A mute, naked adolescent was discovered by a party of hunters in the German forest in 1726 – near Hamelin, of Pied Piper legend — and Wild Peter soon became the talk of Europe. His background was unknown. King George I brought him from Hanover to his court in London, where the child liked to play with acorns and grew excited over hearing a clock strike. King George himself hailed from Germany and spoke little English; perhaps that explains his sense of kinship with the boy.
Anthropology had lately come in vogue, with people bringing back accounts from foreign lands about monsters, Hottentots, unfamiliar animals. Was Peter truly human or was he more along the lines of an orangutang? He walked on all fours, after all. The press went wild, commenting on his primitive demeanor, wondering at his forest upbringing, marveling that he had become a kind of court pet.

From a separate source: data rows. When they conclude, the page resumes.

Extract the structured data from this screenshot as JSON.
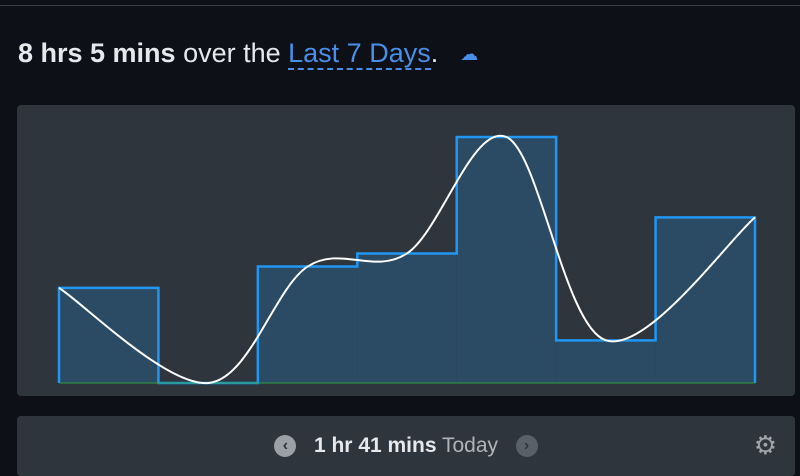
{
  "header": {
    "total": "8 hrs 5 mins",
    "middle": " over the ",
    "range": "Last 7 Days",
    "end": ".",
    "icon": "cloud-download-icon"
  },
  "chart_data": {
    "type": "bar",
    "series": [
      {
        "values": [
          58,
          0,
          71,
          79,
          150,
          26,
          101
        ]
      }
    ],
    "unit": "minutes",
    "colors": {
      "bar": "#2196f3",
      "fill": "#2b4a63",
      "curve": "#ffffff",
      "baseline": "#2ea043"
    }
  },
  "footer": {
    "total": "1 hr 41 mins",
    "label": " Today",
    "prev_icon": "chevron-left-icon",
    "next_icon": "chevron-right-icon",
    "settings_icon": "gear-icon"
  }
}
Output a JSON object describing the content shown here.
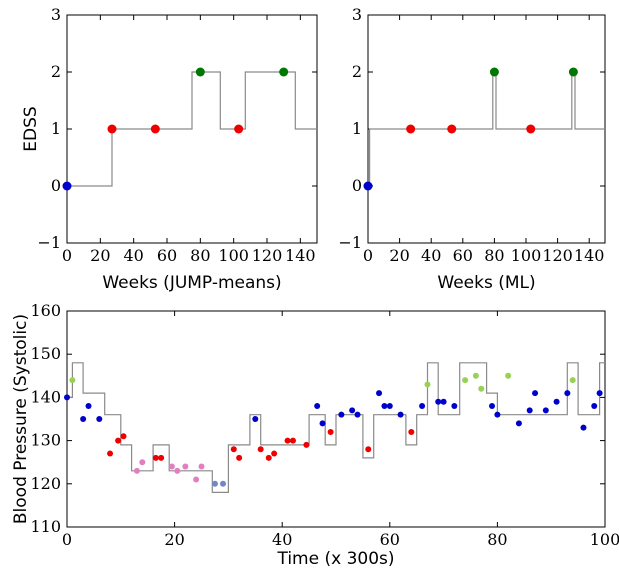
{
  "chart_data": [
    {
      "type": "line",
      "ylabel": "EDSS",
      "xlabel": "Weeks (JUMP-means)",
      "xlim": [
        0,
        150
      ],
      "ylim": [
        -1,
        3
      ],
      "xticks": [
        0,
        20,
        40,
        60,
        80,
        100,
        120,
        140
      ],
      "yticks": [
        -1,
        0,
        1,
        2,
        3
      ],
      "ytick_labels": [
        "−1",
        "0",
        "1",
        "2",
        "3"
      ],
      "step_color": "#8a8a8a",
      "step": {
        "x": [
          0,
          0,
          27,
          27,
          75,
          75,
          92,
          92,
          107,
          107,
          123,
          123,
          137,
          137,
          150
        ],
        "y": [
          0,
          0,
          0,
          1,
          1,
          2,
          2,
          1,
          1,
          2,
          2,
          2,
          2,
          1,
          1
        ]
      },
      "points": [
        {
          "x": 0,
          "y": 0,
          "color": "#0000cc"
        },
        {
          "x": 27,
          "y": 1,
          "color": "#ee0000"
        },
        {
          "x": 53,
          "y": 1,
          "color": "#ee0000"
        },
        {
          "x": 80,
          "y": 2,
          "color": "#007700"
        },
        {
          "x": 103,
          "y": 1,
          "color": "#ee0000"
        },
        {
          "x": 130,
          "y": 2,
          "color": "#007700"
        }
      ]
    },
    {
      "type": "line",
      "ylabel": "",
      "xlabel": "Weeks (ML)",
      "xlim": [
        0,
        150
      ],
      "ylim": [
        -1,
        3
      ],
      "xticks": [
        0,
        20,
        40,
        60,
        80,
        100,
        120,
        140
      ],
      "yticks": [
        -1,
        0,
        1,
        2,
        3
      ],
      "ytick_labels": [
        "−1",
        "0",
        "1",
        "2",
        "3"
      ],
      "step_color": "#8a8a8a",
      "step": {
        "x": [
          0,
          0,
          1,
          1,
          79,
          79,
          81,
          81,
          129,
          129,
          131,
          131,
          150
        ],
        "y": [
          0,
          0,
          0,
          1,
          1,
          2,
          2,
          1,
          1,
          2,
          2,
          1,
          1
        ]
      },
      "points": [
        {
          "x": 0,
          "y": 0,
          "color": "#0000cc"
        },
        {
          "x": 27,
          "y": 1,
          "color": "#ee0000"
        },
        {
          "x": 53,
          "y": 1,
          "color": "#ee0000"
        },
        {
          "x": 80,
          "y": 2,
          "color": "#007700"
        },
        {
          "x": 103,
          "y": 1,
          "color": "#ee0000"
        },
        {
          "x": 130,
          "y": 2,
          "color": "#007700"
        }
      ]
    },
    {
      "type": "scatter",
      "ylabel": "Blood Pressure (Systolic)",
      "xlabel": "Time (x 300s)",
      "xlim": [
        0,
        100
      ],
      "ylim": [
        110,
        160
      ],
      "xticks": [
        0,
        20,
        40,
        60,
        80,
        100
      ],
      "yticks": [
        110,
        120,
        130,
        140,
        150,
        160
      ],
      "ytick_labels": [
        "110",
        "120",
        "130",
        "140",
        "150",
        "160"
      ],
      "step_color": "#8a8a8a",
      "step": {
        "x": [
          0,
          1,
          1,
          3,
          3,
          7,
          7,
          10,
          10,
          12,
          12,
          16,
          16,
          19,
          19,
          27,
          27,
          30,
          30,
          34,
          34,
          36,
          36,
          45,
          45,
          48,
          48,
          50,
          50,
          55,
          55,
          57,
          57,
          63,
          63,
          65,
          65,
          67,
          67,
          69,
          69,
          73,
          73,
          78,
          78,
          80,
          80,
          93,
          93,
          95,
          95,
          99,
          99,
          100
        ],
        "y": [
          140,
          140,
          148,
          148,
          141,
          141,
          136,
          136,
          129,
          129,
          123,
          123,
          129,
          129,
          123,
          123,
          118,
          118,
          129,
          129,
          136,
          136,
          129,
          129,
          136,
          136,
          129,
          129,
          136,
          136,
          126,
          126,
          136,
          136,
          129,
          129,
          136,
          136,
          148,
          148,
          136,
          136,
          148,
          148,
          141,
          141,
          136,
          136,
          148,
          148,
          136,
          136,
          148,
          148
        ]
      },
      "points": [
        {
          "x": 0,
          "y": 140,
          "color": "#0000cc"
        },
        {
          "x": 1,
          "y": 144,
          "color": "#99d155"
        },
        {
          "x": 3,
          "y": 135,
          "color": "#0000cc"
        },
        {
          "x": 4,
          "y": 138,
          "color": "#0000cc"
        },
        {
          "x": 6,
          "y": 135,
          "color": "#0000cc"
        },
        {
          "x": 8,
          "y": 127,
          "color": "#ee0000"
        },
        {
          "x": 9.5,
          "y": 130,
          "color": "#ee0000"
        },
        {
          "x": 10.5,
          "y": 131,
          "color": "#ee0000"
        },
        {
          "x": 13,
          "y": 123,
          "color": "#e080c0"
        },
        {
          "x": 14,
          "y": 125,
          "color": "#e080c0"
        },
        {
          "x": 16.5,
          "y": 126,
          "color": "#ee0000"
        },
        {
          "x": 17.5,
          "y": 126,
          "color": "#ee0000"
        },
        {
          "x": 19.5,
          "y": 124,
          "color": "#e080c0"
        },
        {
          "x": 20.5,
          "y": 123,
          "color": "#e080c0"
        },
        {
          "x": 22,
          "y": 124,
          "color": "#e080c0"
        },
        {
          "x": 24,
          "y": 121,
          "color": "#e080c0"
        },
        {
          "x": 25,
          "y": 124,
          "color": "#e080c0"
        },
        {
          "x": 27.5,
          "y": 120,
          "color": "#7088c8"
        },
        {
          "x": 29,
          "y": 120,
          "color": "#7088c8"
        },
        {
          "x": 31,
          "y": 128,
          "color": "#ee0000"
        },
        {
          "x": 32,
          "y": 126,
          "color": "#ee0000"
        },
        {
          "x": 35,
          "y": 135,
          "color": "#0000cc"
        },
        {
          "x": 36,
          "y": 128,
          "color": "#ee0000"
        },
        {
          "x": 37.5,
          "y": 126,
          "color": "#ee0000"
        },
        {
          "x": 38.5,
          "y": 127,
          "color": "#ee0000"
        },
        {
          "x": 41,
          "y": 130,
          "color": "#ee0000"
        },
        {
          "x": 42,
          "y": 130,
          "color": "#ee0000"
        },
        {
          "x": 44.5,
          "y": 129,
          "color": "#ee0000"
        },
        {
          "x": 46.5,
          "y": 138,
          "color": "#0000cc"
        },
        {
          "x": 47.5,
          "y": 134,
          "color": "#0000cc"
        },
        {
          "x": 49,
          "y": 132,
          "color": "#ee0000"
        },
        {
          "x": 51,
          "y": 136,
          "color": "#0000cc"
        },
        {
          "x": 53,
          "y": 137,
          "color": "#0000cc"
        },
        {
          "x": 54,
          "y": 136,
          "color": "#0000cc"
        },
        {
          "x": 56,
          "y": 128,
          "color": "#ee0000"
        },
        {
          "x": 58,
          "y": 141,
          "color": "#0000cc"
        },
        {
          "x": 59,
          "y": 138,
          "color": "#0000cc"
        },
        {
          "x": 60,
          "y": 138,
          "color": "#0000cc"
        },
        {
          "x": 62,
          "y": 136,
          "color": "#0000cc"
        },
        {
          "x": 64,
          "y": 132,
          "color": "#ee0000"
        },
        {
          "x": 66,
          "y": 138,
          "color": "#0000cc"
        },
        {
          "x": 67,
          "y": 143,
          "color": "#99d155"
        },
        {
          "x": 69,
          "y": 139,
          "color": "#0000cc"
        },
        {
          "x": 70,
          "y": 139,
          "color": "#0000cc"
        },
        {
          "x": 72,
          "y": 138,
          "color": "#0000cc"
        },
        {
          "x": 74,
          "y": 144,
          "color": "#99d155"
        },
        {
          "x": 76,
          "y": 145,
          "color": "#99d155"
        },
        {
          "x": 77,
          "y": 142,
          "color": "#99d155"
        },
        {
          "x": 79,
          "y": 138,
          "color": "#0000cc"
        },
        {
          "x": 80,
          "y": 136,
          "color": "#0000cc"
        },
        {
          "x": 82,
          "y": 145,
          "color": "#99d155"
        },
        {
          "x": 84,
          "y": 134,
          "color": "#0000cc"
        },
        {
          "x": 86,
          "y": 137,
          "color": "#0000cc"
        },
        {
          "x": 87,
          "y": 141,
          "color": "#0000cc"
        },
        {
          "x": 89,
          "y": 137,
          "color": "#0000cc"
        },
        {
          "x": 91,
          "y": 139,
          "color": "#0000cc"
        },
        {
          "x": 93,
          "y": 141,
          "color": "#0000cc"
        },
        {
          "x": 94,
          "y": 144,
          "color": "#99d155"
        },
        {
          "x": 96,
          "y": 133,
          "color": "#0000cc"
        },
        {
          "x": 98,
          "y": 138,
          "color": "#0000cc"
        },
        {
          "x": 99,
          "y": 141,
          "color": "#0000cc"
        }
      ]
    }
  ]
}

This mysterious creature inspired satiric commentary by Swift and a pamphlet by Daniel Defoe, who proclaimed him the only truly sensible person alive. The painter William Kent included Peter in a mural of the royal court that even today hangs beside a staircase at Kensington Palace, with the wild child modeling a civilized green coat, grasping a bunch of oak leaves and acorns. His likeness also graced a celebrated wax museum. Wild Peter never spoke, but he became an expert pick-pocket.